A cell has an external part that is an envelope that is the equivalent of our skin holding the cell content together. It is more practical to call it the Cell envelope because it may have one, two or even three layers according to the cell nature. But it always has a fundamental layer called the cell membrane that can be single or covered externally with one or two layers The cell envelop defines the cell, protects it and at the same time allows the cell to exchange matter/energy with its environment.
The content of the cell envelop, the body of the cell is called the cytoplasm made of at least 70% of a liquid phase called hyaloplasm (salt water rich in organic molecules such as proteins, fats or lipids, sugars or carbohydrates, RNA, etc.) containing organelles (ribosomes, reticulum, dictyosomes, mitochondria, plastids, vacuoles, etc. Among the organic molecules it is important to know that an important portion of proteins are enzymes that are active elements transforming living matter/energy continually, through chemicals reactions they catalyze and that are the basic cell activities making up the whole complex phenomenon called life..
We may then say that a living cell has two parts; a cell envelop and a cytoplasm. But in the cytoplasm there is a place for the genetic material called DNA that interact with the cytoplasm to sustain life and that needs to be set apart because of that. We call it the Genetic center because it may take one of the two forms:
- In the simplest cells called Prokaryotic organisms (bacteria, blue-green algae, mycoplams
- ), the genetic center is made of a circular molecule of naked DNA in a place deprived of ribosomes and called the nucleoid.

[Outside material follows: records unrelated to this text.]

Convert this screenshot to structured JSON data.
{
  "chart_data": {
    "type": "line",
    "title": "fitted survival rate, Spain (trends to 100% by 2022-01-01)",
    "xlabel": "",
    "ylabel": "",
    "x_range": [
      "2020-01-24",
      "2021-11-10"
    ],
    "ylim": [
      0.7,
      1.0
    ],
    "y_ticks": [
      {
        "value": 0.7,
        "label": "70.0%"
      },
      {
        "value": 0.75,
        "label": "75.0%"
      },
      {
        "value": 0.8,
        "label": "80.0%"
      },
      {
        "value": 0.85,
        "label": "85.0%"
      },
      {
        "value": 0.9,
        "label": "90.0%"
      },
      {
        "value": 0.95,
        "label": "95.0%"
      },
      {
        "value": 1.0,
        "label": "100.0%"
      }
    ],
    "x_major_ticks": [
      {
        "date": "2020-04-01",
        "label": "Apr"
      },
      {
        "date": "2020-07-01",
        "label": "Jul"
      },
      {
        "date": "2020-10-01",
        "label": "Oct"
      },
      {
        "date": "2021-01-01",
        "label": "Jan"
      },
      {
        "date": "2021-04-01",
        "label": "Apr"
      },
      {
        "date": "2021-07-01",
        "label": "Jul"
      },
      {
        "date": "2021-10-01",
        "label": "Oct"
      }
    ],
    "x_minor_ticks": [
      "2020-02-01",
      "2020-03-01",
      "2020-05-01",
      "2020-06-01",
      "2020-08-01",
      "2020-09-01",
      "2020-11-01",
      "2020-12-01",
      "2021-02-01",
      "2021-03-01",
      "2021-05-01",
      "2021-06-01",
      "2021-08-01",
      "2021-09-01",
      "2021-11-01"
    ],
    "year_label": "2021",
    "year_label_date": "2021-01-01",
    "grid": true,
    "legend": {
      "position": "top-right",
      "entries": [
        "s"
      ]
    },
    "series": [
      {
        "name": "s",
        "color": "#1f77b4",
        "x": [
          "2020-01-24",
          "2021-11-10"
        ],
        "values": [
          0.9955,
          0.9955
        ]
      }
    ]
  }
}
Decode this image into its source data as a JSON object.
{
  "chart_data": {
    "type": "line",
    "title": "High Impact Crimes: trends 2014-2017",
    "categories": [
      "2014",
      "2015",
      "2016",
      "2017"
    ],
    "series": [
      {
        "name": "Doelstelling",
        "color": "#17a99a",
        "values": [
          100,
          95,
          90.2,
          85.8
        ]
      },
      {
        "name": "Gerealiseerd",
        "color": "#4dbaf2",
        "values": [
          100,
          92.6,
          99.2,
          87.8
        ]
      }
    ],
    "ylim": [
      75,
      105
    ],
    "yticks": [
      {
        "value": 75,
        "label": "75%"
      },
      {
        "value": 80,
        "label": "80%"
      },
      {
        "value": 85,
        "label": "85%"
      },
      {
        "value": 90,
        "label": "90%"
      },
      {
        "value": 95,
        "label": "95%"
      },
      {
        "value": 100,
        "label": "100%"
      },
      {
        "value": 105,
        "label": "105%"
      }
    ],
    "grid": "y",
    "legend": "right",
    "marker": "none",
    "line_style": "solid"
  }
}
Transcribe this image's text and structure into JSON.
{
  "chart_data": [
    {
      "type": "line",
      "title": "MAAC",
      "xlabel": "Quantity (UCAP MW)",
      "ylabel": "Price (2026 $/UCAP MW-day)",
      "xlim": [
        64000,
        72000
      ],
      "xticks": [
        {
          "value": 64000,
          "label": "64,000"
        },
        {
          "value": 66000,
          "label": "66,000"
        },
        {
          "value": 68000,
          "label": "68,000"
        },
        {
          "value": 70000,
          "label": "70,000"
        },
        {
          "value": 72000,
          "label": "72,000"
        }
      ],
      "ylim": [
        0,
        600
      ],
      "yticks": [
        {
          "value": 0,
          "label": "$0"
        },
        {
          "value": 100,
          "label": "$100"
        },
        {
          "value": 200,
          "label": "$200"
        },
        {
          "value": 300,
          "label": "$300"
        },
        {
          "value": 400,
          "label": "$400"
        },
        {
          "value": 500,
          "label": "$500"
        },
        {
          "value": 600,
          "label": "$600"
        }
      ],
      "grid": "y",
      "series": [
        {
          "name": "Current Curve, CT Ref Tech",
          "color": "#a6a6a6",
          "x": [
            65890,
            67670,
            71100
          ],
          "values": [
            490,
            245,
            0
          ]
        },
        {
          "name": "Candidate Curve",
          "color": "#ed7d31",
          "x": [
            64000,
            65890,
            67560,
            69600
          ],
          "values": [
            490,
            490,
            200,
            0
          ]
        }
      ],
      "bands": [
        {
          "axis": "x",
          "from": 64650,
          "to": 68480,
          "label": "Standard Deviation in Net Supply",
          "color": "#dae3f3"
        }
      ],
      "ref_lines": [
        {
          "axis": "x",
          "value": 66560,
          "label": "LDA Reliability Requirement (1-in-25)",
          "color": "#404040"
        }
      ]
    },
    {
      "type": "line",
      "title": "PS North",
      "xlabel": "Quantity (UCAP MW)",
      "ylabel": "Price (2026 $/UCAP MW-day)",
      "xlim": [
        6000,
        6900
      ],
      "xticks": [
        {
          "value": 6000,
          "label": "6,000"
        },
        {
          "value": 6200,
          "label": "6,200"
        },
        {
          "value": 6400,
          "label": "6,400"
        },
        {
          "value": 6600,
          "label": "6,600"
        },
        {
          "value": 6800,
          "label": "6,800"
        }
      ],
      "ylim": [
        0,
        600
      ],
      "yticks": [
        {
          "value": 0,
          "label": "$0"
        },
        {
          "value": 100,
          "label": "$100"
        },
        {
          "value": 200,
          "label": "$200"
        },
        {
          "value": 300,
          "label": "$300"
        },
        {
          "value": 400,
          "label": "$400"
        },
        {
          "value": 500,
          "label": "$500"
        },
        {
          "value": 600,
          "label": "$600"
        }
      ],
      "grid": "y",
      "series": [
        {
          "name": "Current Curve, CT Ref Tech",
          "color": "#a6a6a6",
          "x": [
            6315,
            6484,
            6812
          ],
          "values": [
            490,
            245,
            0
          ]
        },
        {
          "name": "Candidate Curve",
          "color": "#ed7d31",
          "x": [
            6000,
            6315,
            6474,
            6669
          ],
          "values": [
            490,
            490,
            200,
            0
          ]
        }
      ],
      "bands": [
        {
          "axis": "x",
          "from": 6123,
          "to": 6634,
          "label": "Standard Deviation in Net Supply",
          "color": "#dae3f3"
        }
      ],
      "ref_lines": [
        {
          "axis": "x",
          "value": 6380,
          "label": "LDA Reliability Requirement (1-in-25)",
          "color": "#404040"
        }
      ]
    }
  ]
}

- In more recent and more complex cell the genetic center is the well known nucleus that have an envelope of its own containing linear molecules of DNA each coated in a protein structure making up linear chromosomes found in animals, plants eukaryotic unicellular organisms called protists..
So a cell can be described as having three parts: a cell envelop, a cytoplasm (hyaloplasm and organelles) and a genetic center ( a nucleoid or a nucleus).